The Frankfurt Regional Court allowed taxi affiliation Taxi Deutschland a preliminary injunction banning Uberpop around a week ago, as per a court report published by German newswire DPA.
Based on the ruling, in the event that Uber abuses the ruling it could be fined up to €250,000 (about US$328,000) or its chief could be detained for up to six months every time it provides its service without permit.
Anja Floetenmeyer, a spokeswoman for Taxi Deutschland, said: “We’re not afraid of our adversary because the law is on our side.”
“Goldman Sachs and Google can pour as much money in as they want. Even Uber has to abide by the law.”
Uber vowed to defy the ban. “Uber will continue its operations and will offer Uberpop ridesharing services via its app throughout Germany,” an Uber spokesman said in an email on Tuesday.
Uberpop permits clients of the Uber cell phone application to request rides from private drivers utilizing their own cars, regularly at costs far cheaper than those charged by taxis.

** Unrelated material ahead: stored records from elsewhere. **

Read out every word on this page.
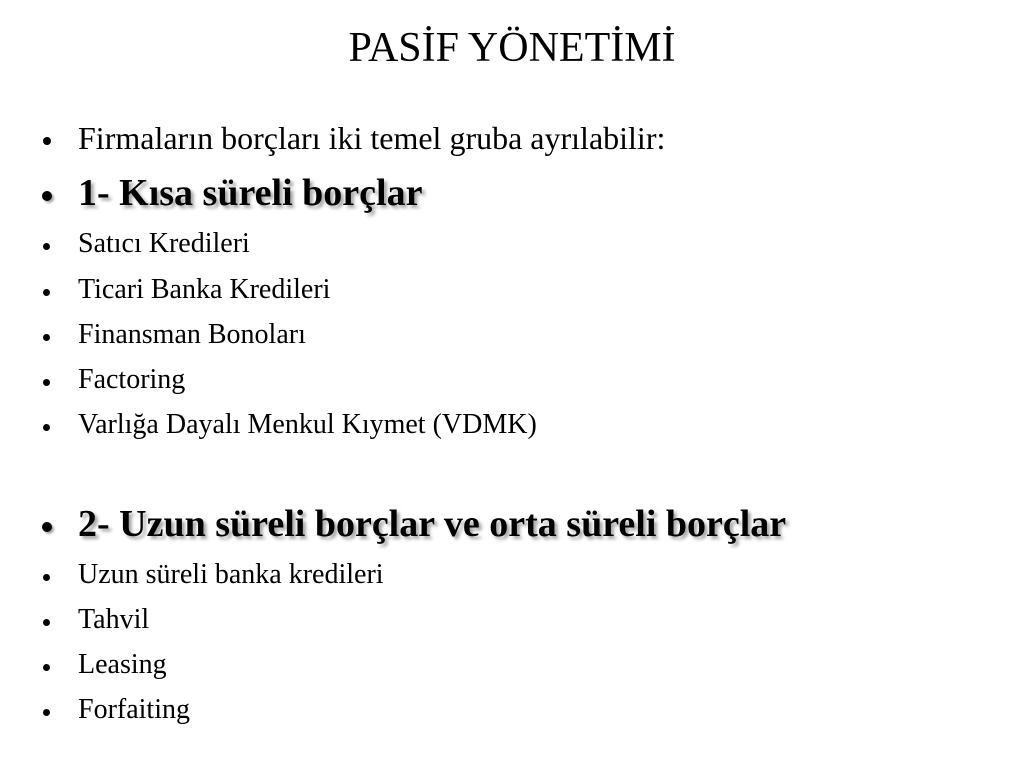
PASİF YÖNETİMİ
Firmaların borçları iki temel gruba ayrılabilir:
1- Kısa süreli borçlar
Satıcı Kredileri
Ticari Banka Kredileri
Finansman Bonoları
Factoring
Varlığa Dayalı Menkul Kıymet (VDMK)
2- Uzun süreli borçlar ve orta süreli borçlar
Uzun süreli banka kredileri
Tahvil
Leasing
Forfaiting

The court decided that Uber damages Germany’s Passenger Transport Act on the grounds that it intervenes for individuals who don’t have a license to transport individuals on a commercial basis.
Since the verdict, a preparatory ruling against Uber is set up in Germany, the court representative said. “At the moment Uber cannot mediate any rides,” he added.
On the other hand, Uber plans to appeal the case, an Uber representative said Tuesday, implying that the ban might keep going for several days.
As a part of its appeal, Uber can ask the court to suspend the preparatory order until the appeal is listened, the court representative said, adding that a choice whether to suspend the directive or not typically takes one or two days from the minute the appeal is recorded.
Legal experts said the injunction applies nationwide which represents the biggest regulatory complication Uber has faced yet in its measure to undertake global expansion. A spokesman for Uber said it would continue to serve German customers despite of the court’s ruling. Uber raised $1.2 billion in summer in a new funding round at a valuation of $18 billion from various high-profile investors including Google.